Crew members who perform duties in an aircraft during flight time, such as pilots and flight attendants, are also exempt from the break time and lactation space requirements. Certain employees of rail carriers and motorcoach services operators are currently exempt, but will be entitled to PUMP’s protections starting December 29, 2025.
With PUMP’s enactment, employees now possess a private right of action and can seek all legal and equitable remedies available under the FLSA, such as liquidated damages. According to the DOL, these remedies are available regardless of whether the employee has experienced retaliation.

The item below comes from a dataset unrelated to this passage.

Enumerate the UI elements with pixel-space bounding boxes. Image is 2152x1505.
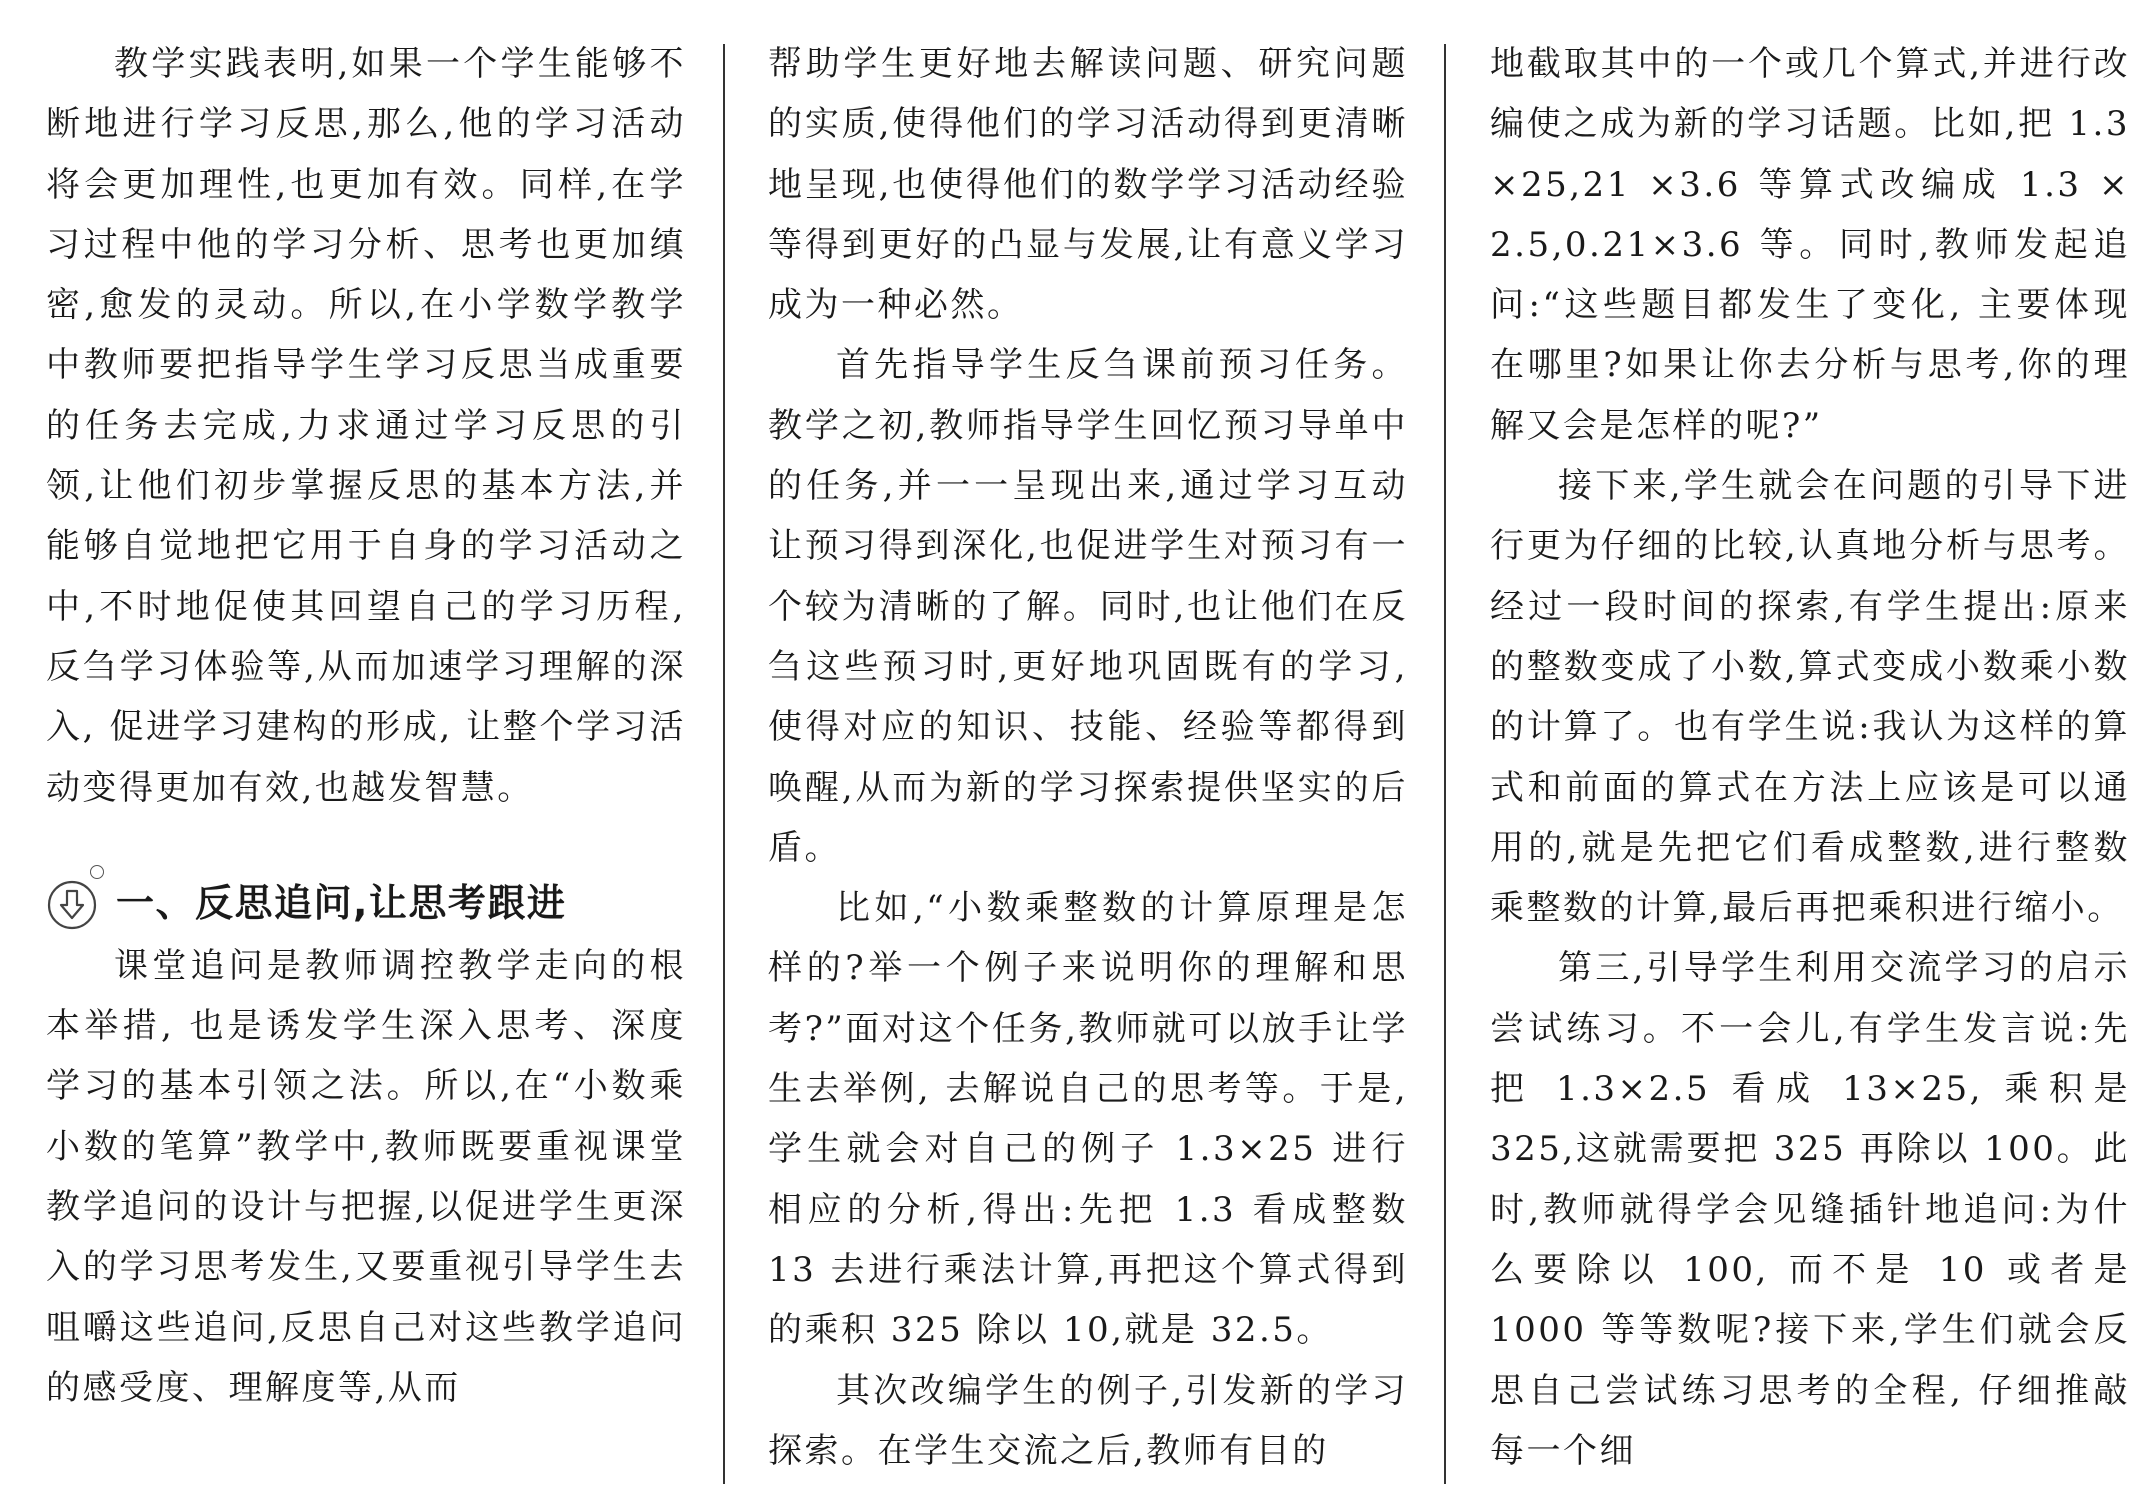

Before filing a civil lawsuit for the failure to provide a lactation space, the employee is required to first notify the employer of the need for a space and provide the employer 10 days to come into compliance, unless: (i) the employee has been fired for exercising their rights under the FLSA or opposing the employer’s conduct; or (ii) the employer expresses a refusal to comply. There are no notice requirements for filing a complaint with the Wage and Hour Division or filing suit to enforce a reasonable break time requirement (not a space requirement).
The Wage and Hour Division has published an updated FLSA poster reflecting the requirements of PUMP, which can be used to satisfy FLSA’s notice and posting requirements.
State or Local Laws
PUMP and the DOL guidance expressly state that nothing in the federal law preempts any state law or municipal ordinance that provides greater protections to employees. New York State, for example, recently clarified employer obligations and employee protections under its Nursing Mothers in the Workplace Act, which will take effect on June 7, 2023. New York State’s Nursing Mothers in the Workplace Act is in addition to New York City’s lactation accommodation law. For additional information on these laws, please click here.
Employers should assess their current break time practices and available lactation spaces to ensure compliance with PUMP. Employers must be mindful of these requirements when communicating with employees about their anticipated break time needs, including the timeframe for providing a lactation space after a request (10 days) and how to handle multiple employee requests for a lactation space.